The country’s total financial system resources currently total P32.142 trillion as of end-August this year, 9.16 percent higher than same period in 2023 of P29.433 trillion, based on data from the Bangko Sentral ng Pilipinas (BSP).
The banking sector with P26.809 trillion accounted for 83.5 percent of total financial resources, up by 10.62 percent from end-August last year of P24.236 trillion.
This much control – mostly by the 44 universal and commercial banks -- of Philippine funds and assets as cash or money, dept papers and other financial instruments is why the industry move markets. These big banks have total resources of P25.087 trillion as of end-August, up 9.73 percent from same time last year of P22.685 trillion.
Besides banks, the NBFIs also hold some of these financial resources which are funds and assets in the form of not just deposits, but also capital and bonds or debt securities.
Meanwhile, the country’s 41 thrift banks as of end-August accounted for P1.133 trillion which was 7.9 percent higher compared to last year’s P1.050 trillion. The six digital banks have P110.3 billion of total resources from P85 billion same period last year or up 29.76 percent
The 386 rural banks and 22 cooperative banks, on the other hand, contributed P478.9 billion to total resources, up by 15.25 percent from P415.5 billion same time in 2023.

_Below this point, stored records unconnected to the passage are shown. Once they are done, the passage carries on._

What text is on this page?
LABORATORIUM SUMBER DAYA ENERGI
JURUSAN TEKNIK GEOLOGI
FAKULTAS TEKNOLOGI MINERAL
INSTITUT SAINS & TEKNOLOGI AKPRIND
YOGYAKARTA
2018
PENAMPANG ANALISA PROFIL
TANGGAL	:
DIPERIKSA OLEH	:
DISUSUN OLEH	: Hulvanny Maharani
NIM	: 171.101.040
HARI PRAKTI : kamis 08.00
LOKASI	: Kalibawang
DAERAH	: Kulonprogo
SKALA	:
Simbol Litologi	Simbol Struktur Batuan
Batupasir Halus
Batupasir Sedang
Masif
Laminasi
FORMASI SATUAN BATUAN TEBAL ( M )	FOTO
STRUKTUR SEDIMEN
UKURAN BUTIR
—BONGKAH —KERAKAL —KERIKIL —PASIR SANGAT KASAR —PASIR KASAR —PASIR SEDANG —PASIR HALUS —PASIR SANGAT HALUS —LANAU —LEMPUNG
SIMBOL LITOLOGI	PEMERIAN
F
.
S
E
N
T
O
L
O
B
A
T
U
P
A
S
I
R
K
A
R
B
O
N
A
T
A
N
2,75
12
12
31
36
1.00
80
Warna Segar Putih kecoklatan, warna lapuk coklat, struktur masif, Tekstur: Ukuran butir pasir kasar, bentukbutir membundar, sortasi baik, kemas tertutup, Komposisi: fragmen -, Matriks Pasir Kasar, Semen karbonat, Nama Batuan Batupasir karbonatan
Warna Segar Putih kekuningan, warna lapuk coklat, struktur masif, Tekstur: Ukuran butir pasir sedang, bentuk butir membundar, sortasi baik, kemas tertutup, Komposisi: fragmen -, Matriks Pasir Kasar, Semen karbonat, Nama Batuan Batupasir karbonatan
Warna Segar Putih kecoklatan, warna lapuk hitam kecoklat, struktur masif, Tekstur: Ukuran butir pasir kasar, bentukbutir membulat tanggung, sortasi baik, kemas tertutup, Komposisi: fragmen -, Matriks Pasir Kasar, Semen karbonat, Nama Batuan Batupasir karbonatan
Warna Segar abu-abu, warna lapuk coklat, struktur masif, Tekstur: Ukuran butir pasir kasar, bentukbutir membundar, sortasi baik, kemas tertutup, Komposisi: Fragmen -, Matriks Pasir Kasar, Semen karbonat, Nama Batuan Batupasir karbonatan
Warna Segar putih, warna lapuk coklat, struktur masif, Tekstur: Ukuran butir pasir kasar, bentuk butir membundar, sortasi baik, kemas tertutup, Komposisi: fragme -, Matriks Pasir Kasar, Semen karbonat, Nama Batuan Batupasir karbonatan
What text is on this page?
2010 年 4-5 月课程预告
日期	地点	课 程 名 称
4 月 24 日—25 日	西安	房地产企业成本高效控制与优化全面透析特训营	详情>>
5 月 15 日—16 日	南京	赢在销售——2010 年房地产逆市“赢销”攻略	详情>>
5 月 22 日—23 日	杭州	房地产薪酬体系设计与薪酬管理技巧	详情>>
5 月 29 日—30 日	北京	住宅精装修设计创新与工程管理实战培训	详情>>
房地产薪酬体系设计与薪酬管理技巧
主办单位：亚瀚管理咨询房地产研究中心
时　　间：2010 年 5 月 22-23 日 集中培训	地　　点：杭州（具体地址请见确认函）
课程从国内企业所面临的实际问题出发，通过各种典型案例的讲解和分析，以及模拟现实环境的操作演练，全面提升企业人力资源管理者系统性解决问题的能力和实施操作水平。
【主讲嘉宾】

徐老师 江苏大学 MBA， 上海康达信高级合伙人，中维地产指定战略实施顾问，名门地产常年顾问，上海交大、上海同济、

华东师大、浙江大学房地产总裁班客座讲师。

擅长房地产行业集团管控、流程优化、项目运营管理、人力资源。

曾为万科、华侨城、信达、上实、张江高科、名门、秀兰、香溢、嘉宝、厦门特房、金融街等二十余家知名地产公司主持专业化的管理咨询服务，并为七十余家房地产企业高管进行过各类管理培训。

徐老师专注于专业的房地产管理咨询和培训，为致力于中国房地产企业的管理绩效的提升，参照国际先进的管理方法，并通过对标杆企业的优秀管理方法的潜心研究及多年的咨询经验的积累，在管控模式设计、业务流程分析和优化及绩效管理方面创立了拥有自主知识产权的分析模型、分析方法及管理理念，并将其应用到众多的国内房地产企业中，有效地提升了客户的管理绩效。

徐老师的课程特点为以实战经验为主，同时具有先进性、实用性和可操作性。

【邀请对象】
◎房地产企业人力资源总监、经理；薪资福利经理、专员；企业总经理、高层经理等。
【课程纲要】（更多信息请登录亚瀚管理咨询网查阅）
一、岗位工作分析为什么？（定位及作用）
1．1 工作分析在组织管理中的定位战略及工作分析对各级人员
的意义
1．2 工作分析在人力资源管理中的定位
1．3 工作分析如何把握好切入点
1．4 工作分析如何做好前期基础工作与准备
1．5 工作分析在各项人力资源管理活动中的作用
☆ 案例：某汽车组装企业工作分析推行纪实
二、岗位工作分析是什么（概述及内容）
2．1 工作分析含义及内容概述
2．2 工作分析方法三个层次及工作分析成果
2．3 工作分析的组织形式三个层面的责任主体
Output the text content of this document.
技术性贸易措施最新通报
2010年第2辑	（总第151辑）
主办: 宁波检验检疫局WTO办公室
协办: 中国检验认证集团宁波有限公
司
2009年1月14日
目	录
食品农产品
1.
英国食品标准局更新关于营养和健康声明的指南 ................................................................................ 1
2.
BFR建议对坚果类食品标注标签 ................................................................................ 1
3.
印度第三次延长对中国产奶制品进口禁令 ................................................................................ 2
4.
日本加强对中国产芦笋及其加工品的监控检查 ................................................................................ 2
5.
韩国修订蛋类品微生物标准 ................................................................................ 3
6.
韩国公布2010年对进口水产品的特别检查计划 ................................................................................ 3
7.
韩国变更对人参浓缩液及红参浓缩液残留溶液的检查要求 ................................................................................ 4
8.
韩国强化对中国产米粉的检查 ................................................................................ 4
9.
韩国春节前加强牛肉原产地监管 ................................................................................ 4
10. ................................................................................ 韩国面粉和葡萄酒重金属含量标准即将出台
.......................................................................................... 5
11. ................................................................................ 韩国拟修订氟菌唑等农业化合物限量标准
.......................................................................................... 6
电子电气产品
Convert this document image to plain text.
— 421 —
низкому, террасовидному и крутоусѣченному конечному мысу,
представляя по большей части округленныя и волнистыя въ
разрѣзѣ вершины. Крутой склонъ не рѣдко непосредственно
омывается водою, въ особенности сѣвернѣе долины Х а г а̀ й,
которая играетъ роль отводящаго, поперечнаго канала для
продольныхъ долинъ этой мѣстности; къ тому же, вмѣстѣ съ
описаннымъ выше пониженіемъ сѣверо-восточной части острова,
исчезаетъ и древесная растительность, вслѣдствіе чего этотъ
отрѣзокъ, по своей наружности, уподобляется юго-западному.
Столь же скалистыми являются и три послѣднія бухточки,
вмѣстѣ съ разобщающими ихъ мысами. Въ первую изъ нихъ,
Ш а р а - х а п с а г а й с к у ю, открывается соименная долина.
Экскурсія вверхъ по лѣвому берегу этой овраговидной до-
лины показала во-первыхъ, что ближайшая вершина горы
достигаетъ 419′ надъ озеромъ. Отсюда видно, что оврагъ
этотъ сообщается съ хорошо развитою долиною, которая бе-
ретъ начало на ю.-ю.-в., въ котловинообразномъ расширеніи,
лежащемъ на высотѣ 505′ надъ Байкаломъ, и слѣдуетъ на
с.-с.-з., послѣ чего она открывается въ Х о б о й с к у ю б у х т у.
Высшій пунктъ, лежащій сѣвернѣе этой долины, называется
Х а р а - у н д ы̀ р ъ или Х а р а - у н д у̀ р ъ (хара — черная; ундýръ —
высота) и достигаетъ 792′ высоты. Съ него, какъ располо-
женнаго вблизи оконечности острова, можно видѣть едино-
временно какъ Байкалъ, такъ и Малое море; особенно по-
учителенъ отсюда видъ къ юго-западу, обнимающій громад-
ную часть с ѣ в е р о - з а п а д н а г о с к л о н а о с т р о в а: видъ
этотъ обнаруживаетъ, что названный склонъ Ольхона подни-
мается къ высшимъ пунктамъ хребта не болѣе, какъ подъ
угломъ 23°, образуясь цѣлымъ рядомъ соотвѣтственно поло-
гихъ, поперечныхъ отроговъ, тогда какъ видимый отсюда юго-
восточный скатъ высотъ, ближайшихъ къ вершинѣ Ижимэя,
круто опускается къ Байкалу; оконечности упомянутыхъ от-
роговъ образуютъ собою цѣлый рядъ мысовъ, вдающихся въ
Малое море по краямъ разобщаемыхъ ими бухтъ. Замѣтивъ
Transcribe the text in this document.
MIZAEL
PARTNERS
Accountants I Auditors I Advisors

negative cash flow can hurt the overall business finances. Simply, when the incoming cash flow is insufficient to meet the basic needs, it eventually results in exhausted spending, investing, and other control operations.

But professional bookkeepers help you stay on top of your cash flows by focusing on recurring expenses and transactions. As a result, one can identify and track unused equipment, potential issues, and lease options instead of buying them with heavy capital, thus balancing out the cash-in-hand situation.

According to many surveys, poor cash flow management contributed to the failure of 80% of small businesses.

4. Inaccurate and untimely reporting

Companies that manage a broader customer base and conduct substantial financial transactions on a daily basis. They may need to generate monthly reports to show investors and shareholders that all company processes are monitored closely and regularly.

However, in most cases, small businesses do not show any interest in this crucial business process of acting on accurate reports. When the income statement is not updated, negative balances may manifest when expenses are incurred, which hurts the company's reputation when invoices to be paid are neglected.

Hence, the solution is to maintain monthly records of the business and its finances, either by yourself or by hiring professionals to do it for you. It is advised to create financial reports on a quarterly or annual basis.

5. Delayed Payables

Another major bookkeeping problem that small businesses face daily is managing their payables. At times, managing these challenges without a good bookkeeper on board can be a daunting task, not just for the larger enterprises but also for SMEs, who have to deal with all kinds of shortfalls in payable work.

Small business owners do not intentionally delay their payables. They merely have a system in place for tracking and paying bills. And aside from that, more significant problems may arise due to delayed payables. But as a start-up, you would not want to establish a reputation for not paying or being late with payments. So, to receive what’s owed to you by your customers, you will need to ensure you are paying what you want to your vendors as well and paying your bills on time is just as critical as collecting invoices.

NBFIs or non-banks accounted for P5.333 trillion of total resources during the period versus P5.196 trillion in 2023. NBFIs are investment houses, finance companies, investment companies, securities dealers/brokers, pawnshops and lending investors. Non Stocks Savings and Loan Associations (NSSLAs), credit card companies under BSP supervision, private insurance firms, Social Security System and the Government Service Insurance System are also classified as NBFIs.
Presently, the BSP is supervising 1,526 NBFIs without quasi-banking function. These are investment firms, NSSLAs and pawnshops. Only five NBFIs have quasi-banking function which means they can borrow funds from 20 or more lenders. These include investment houses with trusts business, financing companies, among others.
According to the recently released 2023 Banking Sector Outlook Survey (BSOS) of the BSP, for the next two years Philippine banks have an optimistic outlook and expect double-digit growth in their assets, loans, deposits, and net income.
Domestic banks are also planning to focus more on corporate and retail lending; providing financial support to sustainable and green projects including key sectors such as micro, small, and medium enterprises, real estate, and households; and to also invest in digital transformation to enhance their financial products and services.
The BSP further noted that “credit, operational, and macroeconomic risks remain their (banking sector’s) primary concern” and that they are “actively enhancing their risk governance to safeguard interest of their depositors and investors”.
To increase assets and resources, the big banks are also planning to actively participate in the capital markets. They expect to grow their holdings of investments in securities and keep growth at double digits, according to the BSOS.